KC Davis has a great series on this on her TikTok (link). A few of the take aways:
  • Autistic people think "eye contact" is literal - it's not. Staring directly into someone's eyeballs like you are trying to stare into their soul is just as overwhelming for allistics as it is for us.
  • Allistic people are able to take in the entire face of someone; autistic people tend to take in bits & pieces
  • Autistics tend to look away from someone's face because looking at someone's face is distracting. ADHDers will look away from someone's face because everything outside of that person's face is distracting.

A friend sent me an article about this phenomenon today which validates everything KC Davis has been talking about on her TikTok:

The findings indicate “that the basis of eye contact avoidance in autism is the result of an abnormal sensitivity of the threat processing system,” Hadjikhani said. “From early on after birth, the subcortical face processing system is too sensitive to basic face configuration and gets over-connected.

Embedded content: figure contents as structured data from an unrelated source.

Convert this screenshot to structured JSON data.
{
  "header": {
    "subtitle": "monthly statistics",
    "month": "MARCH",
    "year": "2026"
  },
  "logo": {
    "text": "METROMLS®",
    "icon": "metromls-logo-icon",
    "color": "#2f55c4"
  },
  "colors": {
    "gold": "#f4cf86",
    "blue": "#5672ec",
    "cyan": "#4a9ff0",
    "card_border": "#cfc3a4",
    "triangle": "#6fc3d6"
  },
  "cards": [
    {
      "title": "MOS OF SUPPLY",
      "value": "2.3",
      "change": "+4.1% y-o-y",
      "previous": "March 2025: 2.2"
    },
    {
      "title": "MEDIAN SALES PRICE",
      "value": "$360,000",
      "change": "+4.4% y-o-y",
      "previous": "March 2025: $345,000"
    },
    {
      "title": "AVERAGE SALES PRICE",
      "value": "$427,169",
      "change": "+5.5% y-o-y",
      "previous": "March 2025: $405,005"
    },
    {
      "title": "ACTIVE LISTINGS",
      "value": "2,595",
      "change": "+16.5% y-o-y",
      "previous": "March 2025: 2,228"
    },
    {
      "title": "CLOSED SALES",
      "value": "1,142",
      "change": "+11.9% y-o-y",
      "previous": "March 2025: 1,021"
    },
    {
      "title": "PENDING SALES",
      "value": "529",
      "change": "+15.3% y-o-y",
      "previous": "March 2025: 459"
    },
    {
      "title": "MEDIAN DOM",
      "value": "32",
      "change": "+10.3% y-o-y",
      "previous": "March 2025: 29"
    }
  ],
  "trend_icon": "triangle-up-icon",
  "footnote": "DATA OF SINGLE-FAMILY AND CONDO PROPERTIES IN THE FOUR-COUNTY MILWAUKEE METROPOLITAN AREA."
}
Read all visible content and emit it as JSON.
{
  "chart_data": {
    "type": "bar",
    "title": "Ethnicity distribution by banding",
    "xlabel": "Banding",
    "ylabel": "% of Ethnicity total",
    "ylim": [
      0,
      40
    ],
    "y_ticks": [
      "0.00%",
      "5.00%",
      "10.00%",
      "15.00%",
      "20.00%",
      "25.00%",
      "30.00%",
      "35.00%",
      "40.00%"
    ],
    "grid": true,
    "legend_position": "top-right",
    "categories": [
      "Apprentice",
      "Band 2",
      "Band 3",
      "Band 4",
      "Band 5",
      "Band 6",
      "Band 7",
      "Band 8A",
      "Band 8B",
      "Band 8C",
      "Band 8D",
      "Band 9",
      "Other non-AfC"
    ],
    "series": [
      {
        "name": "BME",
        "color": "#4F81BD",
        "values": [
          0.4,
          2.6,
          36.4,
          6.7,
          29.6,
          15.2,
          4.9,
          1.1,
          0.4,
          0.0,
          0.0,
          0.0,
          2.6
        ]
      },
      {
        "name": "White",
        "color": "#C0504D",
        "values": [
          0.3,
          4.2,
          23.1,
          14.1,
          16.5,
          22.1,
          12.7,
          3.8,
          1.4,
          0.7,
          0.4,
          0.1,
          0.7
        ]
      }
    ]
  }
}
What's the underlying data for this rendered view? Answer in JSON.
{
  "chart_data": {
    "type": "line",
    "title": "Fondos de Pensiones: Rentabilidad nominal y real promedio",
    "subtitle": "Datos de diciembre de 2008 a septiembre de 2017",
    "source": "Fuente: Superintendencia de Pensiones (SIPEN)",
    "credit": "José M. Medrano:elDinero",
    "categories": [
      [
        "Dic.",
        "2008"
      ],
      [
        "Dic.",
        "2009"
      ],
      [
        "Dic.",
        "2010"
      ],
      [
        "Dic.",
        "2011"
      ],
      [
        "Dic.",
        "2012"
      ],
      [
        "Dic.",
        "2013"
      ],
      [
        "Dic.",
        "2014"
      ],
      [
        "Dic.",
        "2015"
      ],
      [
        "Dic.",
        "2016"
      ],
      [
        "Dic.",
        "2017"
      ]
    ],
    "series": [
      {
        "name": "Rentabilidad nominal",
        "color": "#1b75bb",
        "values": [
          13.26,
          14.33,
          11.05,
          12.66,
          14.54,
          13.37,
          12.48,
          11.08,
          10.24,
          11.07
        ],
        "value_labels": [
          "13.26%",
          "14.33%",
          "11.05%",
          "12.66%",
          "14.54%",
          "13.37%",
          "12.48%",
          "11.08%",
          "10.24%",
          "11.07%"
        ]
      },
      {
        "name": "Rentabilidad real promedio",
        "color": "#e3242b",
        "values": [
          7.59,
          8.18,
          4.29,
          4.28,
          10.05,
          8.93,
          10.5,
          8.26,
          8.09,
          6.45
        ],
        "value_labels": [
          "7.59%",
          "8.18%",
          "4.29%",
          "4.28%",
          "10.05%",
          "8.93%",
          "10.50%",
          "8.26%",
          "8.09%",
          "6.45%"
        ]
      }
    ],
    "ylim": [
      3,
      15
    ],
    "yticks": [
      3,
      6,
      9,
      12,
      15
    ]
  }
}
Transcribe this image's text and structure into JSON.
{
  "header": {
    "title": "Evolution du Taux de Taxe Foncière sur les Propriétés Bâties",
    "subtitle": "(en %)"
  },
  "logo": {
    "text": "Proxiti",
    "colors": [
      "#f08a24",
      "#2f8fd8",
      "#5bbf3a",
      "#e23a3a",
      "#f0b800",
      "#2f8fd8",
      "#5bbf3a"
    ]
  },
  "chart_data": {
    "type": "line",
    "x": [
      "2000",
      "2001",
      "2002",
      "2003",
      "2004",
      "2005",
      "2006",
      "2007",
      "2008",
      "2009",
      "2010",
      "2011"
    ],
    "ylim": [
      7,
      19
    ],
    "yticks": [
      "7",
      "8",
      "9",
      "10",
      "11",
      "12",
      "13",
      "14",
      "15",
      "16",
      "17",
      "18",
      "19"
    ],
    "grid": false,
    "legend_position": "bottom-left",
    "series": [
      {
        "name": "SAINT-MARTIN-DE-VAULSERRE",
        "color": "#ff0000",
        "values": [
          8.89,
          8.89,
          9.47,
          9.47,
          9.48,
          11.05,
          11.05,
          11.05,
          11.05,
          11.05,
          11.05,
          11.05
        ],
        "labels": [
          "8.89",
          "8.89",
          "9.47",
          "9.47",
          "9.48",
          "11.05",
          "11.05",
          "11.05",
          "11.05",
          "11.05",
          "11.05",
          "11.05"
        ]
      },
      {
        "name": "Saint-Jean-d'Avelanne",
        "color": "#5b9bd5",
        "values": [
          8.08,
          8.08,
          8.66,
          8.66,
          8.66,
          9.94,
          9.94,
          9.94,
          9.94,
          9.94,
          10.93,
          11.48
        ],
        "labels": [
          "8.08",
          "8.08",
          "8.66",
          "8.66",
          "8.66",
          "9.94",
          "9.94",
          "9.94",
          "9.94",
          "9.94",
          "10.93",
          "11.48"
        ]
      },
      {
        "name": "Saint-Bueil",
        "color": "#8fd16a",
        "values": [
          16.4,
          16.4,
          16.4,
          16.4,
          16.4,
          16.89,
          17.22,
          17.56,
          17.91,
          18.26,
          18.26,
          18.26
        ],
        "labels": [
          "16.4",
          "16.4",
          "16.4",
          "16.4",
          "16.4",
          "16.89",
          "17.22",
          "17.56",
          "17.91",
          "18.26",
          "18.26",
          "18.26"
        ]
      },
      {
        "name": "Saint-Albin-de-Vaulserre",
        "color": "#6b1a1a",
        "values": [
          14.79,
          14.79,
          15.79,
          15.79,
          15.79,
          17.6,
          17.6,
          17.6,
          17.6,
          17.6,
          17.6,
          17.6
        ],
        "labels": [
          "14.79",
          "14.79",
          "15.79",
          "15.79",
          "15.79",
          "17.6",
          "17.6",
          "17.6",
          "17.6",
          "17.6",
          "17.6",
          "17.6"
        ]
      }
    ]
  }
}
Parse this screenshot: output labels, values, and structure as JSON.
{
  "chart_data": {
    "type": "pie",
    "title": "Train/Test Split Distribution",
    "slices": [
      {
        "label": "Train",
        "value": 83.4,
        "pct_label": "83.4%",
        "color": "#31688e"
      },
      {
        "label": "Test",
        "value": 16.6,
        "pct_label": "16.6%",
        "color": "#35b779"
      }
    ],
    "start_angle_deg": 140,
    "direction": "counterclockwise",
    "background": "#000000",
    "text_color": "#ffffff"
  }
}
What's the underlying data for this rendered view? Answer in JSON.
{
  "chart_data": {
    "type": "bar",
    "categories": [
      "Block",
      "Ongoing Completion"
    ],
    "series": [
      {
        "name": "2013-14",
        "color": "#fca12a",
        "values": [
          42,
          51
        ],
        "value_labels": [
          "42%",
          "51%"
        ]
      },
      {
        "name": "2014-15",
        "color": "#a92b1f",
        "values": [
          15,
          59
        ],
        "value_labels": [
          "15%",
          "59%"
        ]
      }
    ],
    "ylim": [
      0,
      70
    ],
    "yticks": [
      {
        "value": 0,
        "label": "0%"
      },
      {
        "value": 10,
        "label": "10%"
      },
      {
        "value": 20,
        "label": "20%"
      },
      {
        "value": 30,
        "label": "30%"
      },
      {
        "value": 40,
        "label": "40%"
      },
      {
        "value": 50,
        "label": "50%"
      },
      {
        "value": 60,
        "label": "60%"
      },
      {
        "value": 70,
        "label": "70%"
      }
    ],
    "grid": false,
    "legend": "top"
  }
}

Since this system over time gets involved in gaze perception, this is experienced as a stressful thing. -- MSN PsyPost

As an AuHD, I have noticed I tend to look *everywhere* else in the room when I am talking with someone in meet space. As a kid, I used to do drawing/doodling/knitting that I would look at instead, but as an adult such stimming while someone talks isn't socially acceptable, so I'm literally drawn to looking at *everything* else around the room to avoid face contact.

On video meetings, I tend to get myself to look at the computer screen (always a different window than the conference, though). I have Cookie Clicker in a tab to get me through the meeting. I don't really like looking at people while they're on camera. It feels far more intimate than making face contact in meet space - not only do I see the person, but I also see their background. I can easily tell who priorities house aesthetics vs. who does not (which inherently comes with an implicit bias about socio-economic backgrounds with those realizations which can then lead to a bias for or against someone).

I'm not sure how to end this, so I'll just end with a random, *completely unrelated* fact: Neurodivergents tend to bond through infodumping. This is why we're not so great at small talk, and the small talk we *are* good at is random facts. Because it's just micro infodumping.